Seasonal variation in glycemic control has been postulated to occur in school-aged children with type 1 diabetes, with higher HbA1c levels during summer months than during the school year because of lack of structure and less stringent adherence to a prescribed medical regimen during summer vacation (1). To address this question, we used data obtained in 1,972 youth with type 1 diabetes enrolled in the T1D Exchange (T1DX) at 56 clinical centers in the U.S. between 2010 and 2012 (2).
To be included in these analyses, participants had to be 8 to <18 years of age, have a type 1 diabetes duration >3 years to minimize the influence of changes in residual endogenous insulin secretion over time, and have HbA1c measurements in each of three predefined periods: prior to the start of summer (March, April, May), end of summer vacation (August and September), and back in school (November and December). HbA1c values were compared across the three time periods using a Kruskal-Wallis test to account for the skewed distribution of HbA1c within each time period. Because of multiple comparisons and large sample size only P values < 0.01 were considered statistically significant.

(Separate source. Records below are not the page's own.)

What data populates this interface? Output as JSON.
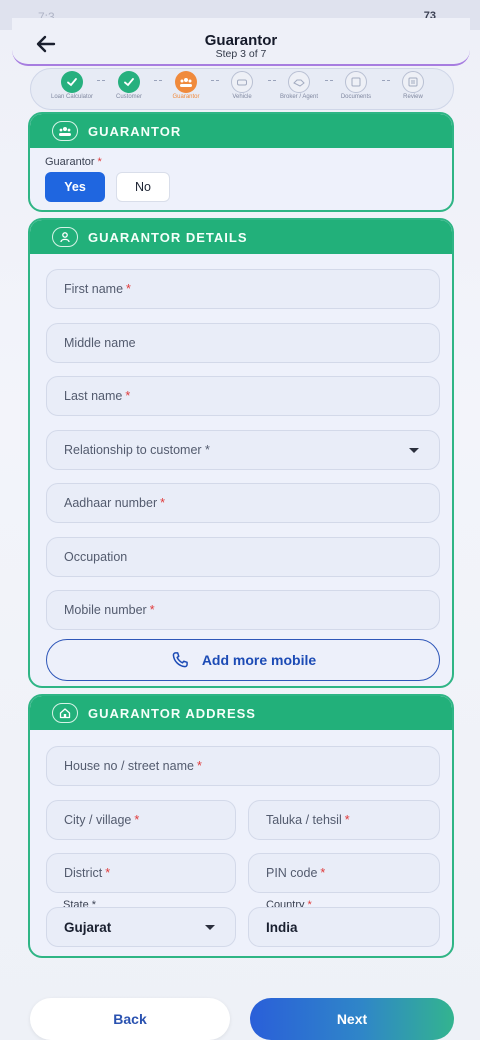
{
  "status_bar": {
    "time": "7:3",
    "battery": "73"
  },
  "header": {
    "title": "Guarantor",
    "subtitle": "Step 3 of 7",
    "back_icon": "arrow-left-icon"
  },
  "stepper": {
    "steps": [
      {
        "label": "Loan Calculator",
        "state": "done"
      },
      {
        "label": "Customer",
        "state": "done"
      },
      {
        "label": "Guarantor",
        "state": "current"
      },
      {
        "label": "Vehicle",
        "state": "todo"
      },
      {
        "label": "Broker / Agent",
        "state": "todo"
      },
      {
        "label": "Documents",
        "state": "todo"
      },
      {
        "label": "Review",
        "state": "todo"
      }
    ]
  },
  "guarantor_card": {
    "title": "GUARANTOR",
    "icon": "people-icon",
    "field_label": "Guarantor",
    "yes_label": "Yes",
    "no_label": "No",
    "selected": "Yes"
  },
  "details_card": {
    "title": "GUARANTOR DETAILS",
    "icon": "person-icon",
    "first_name": "First name",
    "middle_name": "Middle name",
    "last_name": "Last name",
    "relationship": "Relationship to customer *",
    "aadhaar": "Aadhaar number",
    "occupation": "Occupation",
    "mobile": "Mobile number",
    "add_mobile": "Add more mobile"
  },
  "address_card": {
    "title": "GUARANTOR ADDRESS",
    "icon": "home-icon",
    "house": "House no / street name",
    "city": "City / village",
    "taluka": "Taluka / tehsil",
    "district": "District",
    "pin": "PIN code",
    "state_label": "State *",
    "state_value": "Gujarat",
    "country_label": "Country",
    "country_value": "India"
  },
  "footer": {
    "back_label": "Back",
    "next_label": "Next"
  },
  "colors": {
    "accent_green": "#22b07a",
    "primary_blue": "#1f66e0",
    "current_step": "#f08a3c",
    "required": "#e03a3a"
  }
}
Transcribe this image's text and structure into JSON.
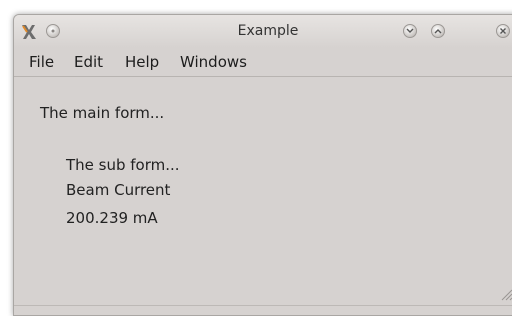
{
  "window": {
    "title": "Example"
  },
  "menu": {
    "items": [
      "File",
      "Edit",
      "Help",
      "Windows"
    ]
  },
  "main_form": {
    "label": "The main form..."
  },
  "sub_form": {
    "label": "The sub form...",
    "field_name": "Beam Current",
    "field_value": "200.239 mA"
  }
}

The mean age was 13.2 ± 2.7 years, mean duration of diabetes was 7.4 ± 2.8 years (range 4–17 years), 51% of participants were female, and the majority of participants were non-Hispanic whites (79%). Frequencies of pump (66%) and continuous glucose monitor (8%) use were similar to rates described for use of these technologies in the entire pediatric cohort of the T1DX (3). Across the entire population studied, no difference in HbA1c was observed before (8.5 ± 1.4% [69.6 ± 15.0 mmol/mol]), during (8.5 ± 1.4 [69.4 ± 15.4]), or after (8.5 ± 1.4% [69.6 ± 15.0]) summer vacation. Similarly, as shown in the Table 1, there were no differences in HbA1c levels after stratifying by age, sex, race/ethnicity, region, and device use. Only ∼24% had an HbA1c of ≤7.5% (58 mmol/mol) within each time period.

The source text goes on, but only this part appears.